Keberadaan Alvaro hanya menambah pening di kepalanya. Kini hidupnya disuguhkan oleh dua pria yang memiliki keinginan yang sama, menikahinya.

"Mendingan kamu pergi aja dari sini. Sebelum Papaku melihatmu di sini."

Kembali Calista berusaha untuk mengusir Alvaro, karena ia merasa tidak nyaman berdua saja dengan calon iparnya.

"Enggak, yang! Aku nggak akan pergi. Terlalu pagi aku berangkat ke kantor. Jadi nggak masalah kalau kita ngobrol dulu. Aku temenin kamu sarapan. Ayo lekas di makan itu sarapannya, nanti keburu dingin, nggak enak loh."

Alvaro sangat keras kepala. Apapun yang sudah dikehendakinya, dia tidak mau berubah, akan tetap pada pendiriannya.

"Ya ampun ..., aku harus bicara apa lagi agar bisa membuatmu mengerti. Kau benar-benar tidak tahu bagaimana perasaanku saat ini. Aku takut, Varo! Kalau sampai orang tuaku tahu aku bersama laki-laki lain yang bukan tunanganku, yang ada aku akan marahi. Tolonglah."

Calista menunjukkan wajah memelasnya agar mendapatkan simpati darinya.

Bukannya simpati, tapi Alvaro malah dibuat gemas dengan sikap Calista. Ia tahu sebenarnya Calista tipe gadis yang manja.
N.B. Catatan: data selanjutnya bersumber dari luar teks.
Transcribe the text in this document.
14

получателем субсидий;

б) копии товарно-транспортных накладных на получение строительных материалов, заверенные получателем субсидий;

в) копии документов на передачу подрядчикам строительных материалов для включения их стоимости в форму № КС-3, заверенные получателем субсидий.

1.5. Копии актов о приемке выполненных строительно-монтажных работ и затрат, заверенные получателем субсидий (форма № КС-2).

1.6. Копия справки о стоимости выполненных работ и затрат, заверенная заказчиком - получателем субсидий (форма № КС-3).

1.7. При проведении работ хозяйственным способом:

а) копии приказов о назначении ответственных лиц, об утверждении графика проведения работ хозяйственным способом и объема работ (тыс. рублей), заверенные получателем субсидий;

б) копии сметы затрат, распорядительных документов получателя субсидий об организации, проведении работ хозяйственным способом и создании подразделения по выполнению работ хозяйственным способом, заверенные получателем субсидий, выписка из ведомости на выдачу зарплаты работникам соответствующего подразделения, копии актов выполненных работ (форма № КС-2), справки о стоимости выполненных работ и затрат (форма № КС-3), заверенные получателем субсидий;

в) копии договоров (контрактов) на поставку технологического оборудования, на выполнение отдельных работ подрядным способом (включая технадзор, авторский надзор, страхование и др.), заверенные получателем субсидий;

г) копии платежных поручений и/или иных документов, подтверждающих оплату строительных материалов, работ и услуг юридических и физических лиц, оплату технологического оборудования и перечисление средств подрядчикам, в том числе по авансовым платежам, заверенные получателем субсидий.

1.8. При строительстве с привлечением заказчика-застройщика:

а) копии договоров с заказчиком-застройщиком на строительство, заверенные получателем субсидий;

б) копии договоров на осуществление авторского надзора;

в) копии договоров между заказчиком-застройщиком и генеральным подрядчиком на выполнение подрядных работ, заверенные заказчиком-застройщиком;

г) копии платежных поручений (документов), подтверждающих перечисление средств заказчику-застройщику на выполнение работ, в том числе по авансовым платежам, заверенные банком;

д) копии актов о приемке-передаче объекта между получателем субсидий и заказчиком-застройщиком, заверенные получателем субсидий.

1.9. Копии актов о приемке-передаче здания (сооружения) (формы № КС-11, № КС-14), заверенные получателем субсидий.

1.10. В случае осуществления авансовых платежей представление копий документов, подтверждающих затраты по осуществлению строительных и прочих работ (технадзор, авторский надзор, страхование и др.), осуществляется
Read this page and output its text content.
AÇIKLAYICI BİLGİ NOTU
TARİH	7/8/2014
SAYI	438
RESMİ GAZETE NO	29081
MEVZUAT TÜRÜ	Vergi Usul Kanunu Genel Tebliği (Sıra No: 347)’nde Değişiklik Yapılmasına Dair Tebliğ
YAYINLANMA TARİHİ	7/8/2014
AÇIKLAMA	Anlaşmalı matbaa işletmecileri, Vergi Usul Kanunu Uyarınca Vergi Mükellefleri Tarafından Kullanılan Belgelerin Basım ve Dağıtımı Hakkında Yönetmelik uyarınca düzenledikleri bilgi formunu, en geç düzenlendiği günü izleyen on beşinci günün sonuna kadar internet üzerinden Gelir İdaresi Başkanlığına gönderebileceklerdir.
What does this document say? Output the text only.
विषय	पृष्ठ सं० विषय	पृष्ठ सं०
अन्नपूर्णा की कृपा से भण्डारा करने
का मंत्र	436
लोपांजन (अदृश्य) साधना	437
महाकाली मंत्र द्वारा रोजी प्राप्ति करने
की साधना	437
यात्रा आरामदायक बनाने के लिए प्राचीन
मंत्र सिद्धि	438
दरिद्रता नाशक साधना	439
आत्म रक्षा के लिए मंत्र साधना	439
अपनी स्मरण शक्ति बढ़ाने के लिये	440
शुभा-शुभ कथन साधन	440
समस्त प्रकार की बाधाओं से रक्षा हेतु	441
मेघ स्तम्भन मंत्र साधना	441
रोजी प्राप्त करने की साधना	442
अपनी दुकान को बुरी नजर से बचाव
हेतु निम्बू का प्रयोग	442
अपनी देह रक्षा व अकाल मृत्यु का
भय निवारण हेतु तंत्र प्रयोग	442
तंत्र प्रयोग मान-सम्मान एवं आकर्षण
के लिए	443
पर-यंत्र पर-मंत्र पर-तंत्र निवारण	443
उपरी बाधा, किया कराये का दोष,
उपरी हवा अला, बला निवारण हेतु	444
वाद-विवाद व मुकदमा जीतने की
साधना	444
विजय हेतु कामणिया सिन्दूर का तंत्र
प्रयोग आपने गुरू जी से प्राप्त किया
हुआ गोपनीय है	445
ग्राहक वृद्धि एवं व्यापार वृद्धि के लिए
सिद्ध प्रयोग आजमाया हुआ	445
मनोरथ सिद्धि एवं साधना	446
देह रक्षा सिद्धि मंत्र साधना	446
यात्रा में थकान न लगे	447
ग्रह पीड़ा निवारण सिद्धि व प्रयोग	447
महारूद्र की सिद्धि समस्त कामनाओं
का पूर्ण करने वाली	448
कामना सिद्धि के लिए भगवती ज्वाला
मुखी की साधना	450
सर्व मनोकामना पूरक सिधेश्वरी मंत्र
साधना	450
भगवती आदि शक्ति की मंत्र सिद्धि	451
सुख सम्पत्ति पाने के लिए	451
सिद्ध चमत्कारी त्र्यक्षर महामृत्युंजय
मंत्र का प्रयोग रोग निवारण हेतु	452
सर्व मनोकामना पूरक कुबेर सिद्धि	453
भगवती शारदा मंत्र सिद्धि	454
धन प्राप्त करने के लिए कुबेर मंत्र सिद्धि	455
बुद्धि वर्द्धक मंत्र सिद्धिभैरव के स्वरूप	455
"Oke, aku akan pergi dari sini. Tapi setelah aku memastikan kamu benar-benar makan makanan yang aku bawakan ini. Kalau kamu nggak mau makan, aku juga tidak akan pergi. Atau ..., perlu aku suapi?"

Pria itu mengerlingkan bola mata menggodanya. Wanita manapun akan baper jika diperhatikan seperti itu.

Dengan helaan napas kasar, akhirnya Calista memutuskan untuk segera sarapan, berharap Alvan lekas pergi dari tokonya.

"Baiklah. Aku akan sarapan sekarang. Tapi kamu harus janji padaku, setelah aku selesai sarapan, kamu harus pergi dari sini. Aku nggak mau Papaku tahu keberadaanmu di sini. Beliau bahkan belum mengenalimu sebagai saudaranya Alka. Aku takut beliau salah paham, dan menganggap aku sudah selingkuh dengan laki-laki lain."

Alvaro mengulas senyum liciknya, memiliki kesempatan untuk bertemu langsung dengan orang tuanya Calista. Ia berjanji pada dirinya sendiri akan selalu mengganggu hubungan Calista dengan Alka, selama Calista masih keukeh untuk tetap bertahan dengan Alka.

"Oh, jadi Papa kamu ada di sini. Kebetulan sekali, aku juga ingin mengenalinya sebagai mertuaku. Sangatlah tidak sopan kalau menantu datang belum bertemu dengan mertuanya. Masa iya, aku langsung pergi begitu saja." Senyuman bak iblis terlukis di wajah tampannya, dan itu membuat Calista mengumpat.

"Shit!!"

Berkali-kali Calista menoleh ke dalam toko, berharap Ayahnya tidak keluar dan mendapatinya sedang berduaan dengan Alvaro.

"Selesaikan dulu sarapanmu. Setelah itu, kau bisa mengantarku untuk bertemu dengan calon mertuaku, biar kami saling mengenal."

Refleks Calista melotot dan melayangkan tangannya memukul bahu Alvaro. Dia benar-benar dibuat gila dengan ulahnya.

"Kau ini bener-bener ya! Disuruh pergi malah mau ketemu sama Papaku. Jangan bicara apapun kalau sampai kalian bertemu. Aku nggak suka kalau kamu ketemu sama Papaku terus memanggilnya dengan sebutan 'mertua' Jangan bikin rusuh kamu! Jangan buat aku semakin gila!"

Alvaro melepas tawanya dengan menyentil hidung Calista. "Aku bahkan akan membuatmu semakin tergila-gila padaku, sayang!"

"Ah! Entahlah. Pusing ngomong sama kamu!"

Calista memutuskan untuk segera mengunboxing makanan yang dibawakan oleh Alvaro, agar pria itu tak berlama-lama berada di tokonya.

Calista menyuapkan nasi padang ke mulutnya, saat mengunyah pelan, ia merasakan kenikmatan nasi padang pemberian dari calon iparnya.

"Ini aku udah sarapan sesuai keinginanmu, bisakah kau pergi sekarang," pinta Calista.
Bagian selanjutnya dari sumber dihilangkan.